Połączenie kolejowe Łęcznej z Lublinem zapewni budowa nowej, zelektryfikowanej linii kolejowej, Lublin Lotnisko – Łęczna/LW Bogdanka. PKP Polskie Linie Kolejowe S.A. ogłosiły przetarg na opracowanie dokumentacji projektowej wraz z pełnieniem nadzoru autorskiego dla nowej linii. Mieszkańcy zyskają wygodny dojazd do stolicy województwa w ok. 40 minut. Budowa wpłynie na poprawę przewozów towarowych – nowa linia obejmuje także odcinek od Łęcznej do Kopalni Węgla Kamiennego w Bogdance.

Łącznie w ramach projektu powstanie 25 km jednotorowej linii. Pociągi pojadą z maksymalną prędkością 120 km/h i zatrzymają się na 12 nowych i dostępnych dla wszystkich pasażerów stacjach i przystankach – Lublin Lotnisko, Trzeszkowice, Krzesimów, Ciechanki Krzesimowskie, Łęczna Szpital, Łęczna Akacjowa, Łęczna Polna, Łęczna, Stara Wieś, Turowola, Puchaczów, Bogdanka. Szacowana wartość projektu to ok. 736 mln zł.

PLK SA ogłosiły też przetarg na dokumentacje projektową rewitalizacji trasy między Chełmem a Włodawą wraz z poprawą dostępności transportu kolejowego we Włodawie. Projekt o szacowanej wartości ponad 500 mln zł obejmuje odnowienie ok. 41 km linii kolejowej nr 81 na odcinku Chełm – Okuninka Białe oraz budowę ok. 10 km jednotorowej niezelektryfikowanej linii kolejowej przez Okuninkę do Włodawy. Pociągi pojadą z prędkością do 120 km/h. Czas przejazdu między Włodawą a Chełmem wyniesie ok. 53 min.

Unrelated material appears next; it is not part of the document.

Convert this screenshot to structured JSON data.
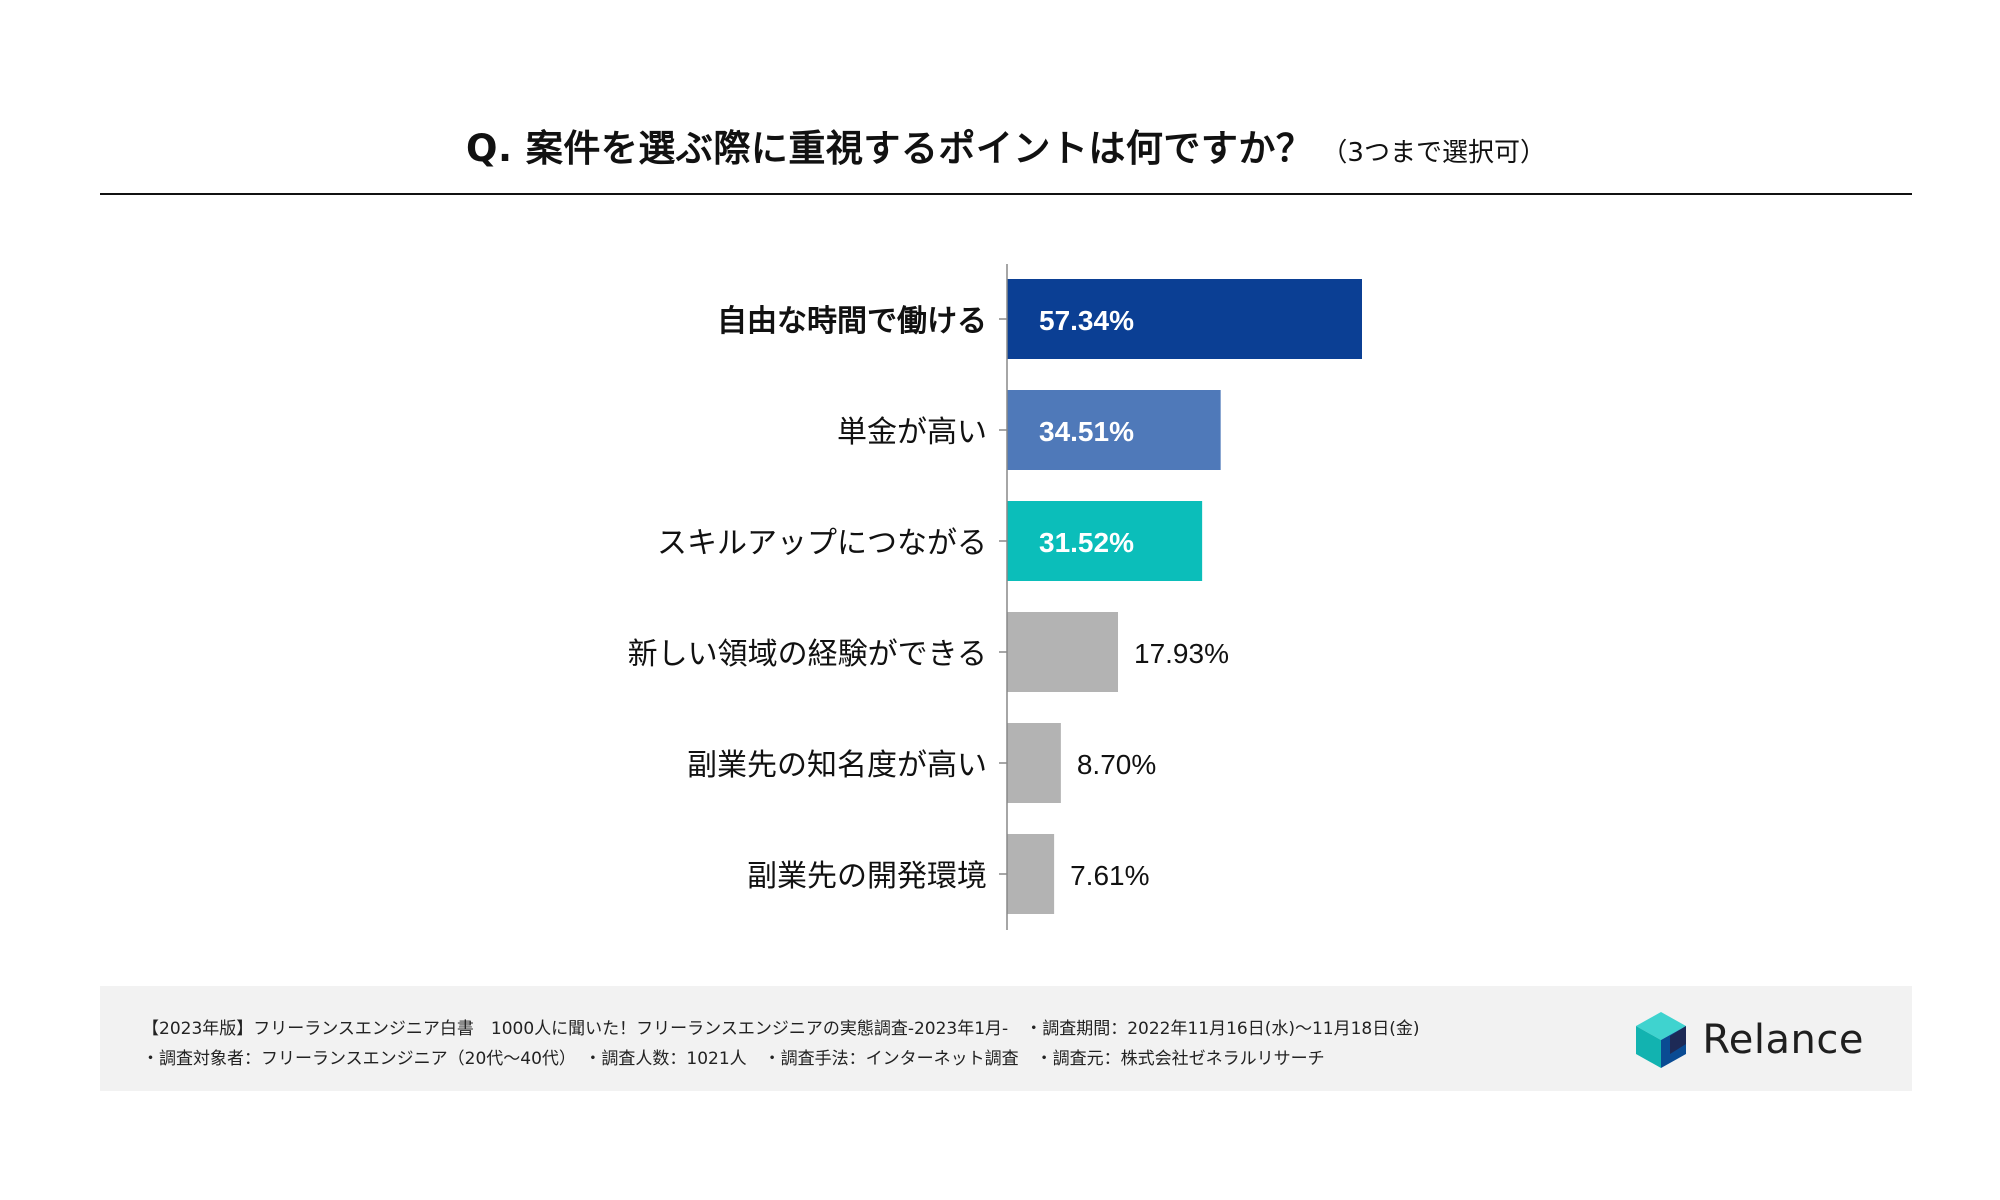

Dzięki realizacji projektu możliwe będzie przywrócenie regularnych połączeń pasażerskich na tej linii. W ramach prac planowana jest modernizacja 9 przystanków: Koza-Gotówka, Karolinówka, Ruda-Huta, Ruda-Opalin, Uhrusk, Wola Uhruska, Stulno, Sobibór, Okuninka Białe oraz budowa stacji Włodawa Miasto. Wszystkie obiekty będą przystosowane do obsługi osób o ograniczonych możliwościach poruszania się. Oba projekty mają powstać do końca 2026 roku, a budowa rozpocznie się w 2027 r.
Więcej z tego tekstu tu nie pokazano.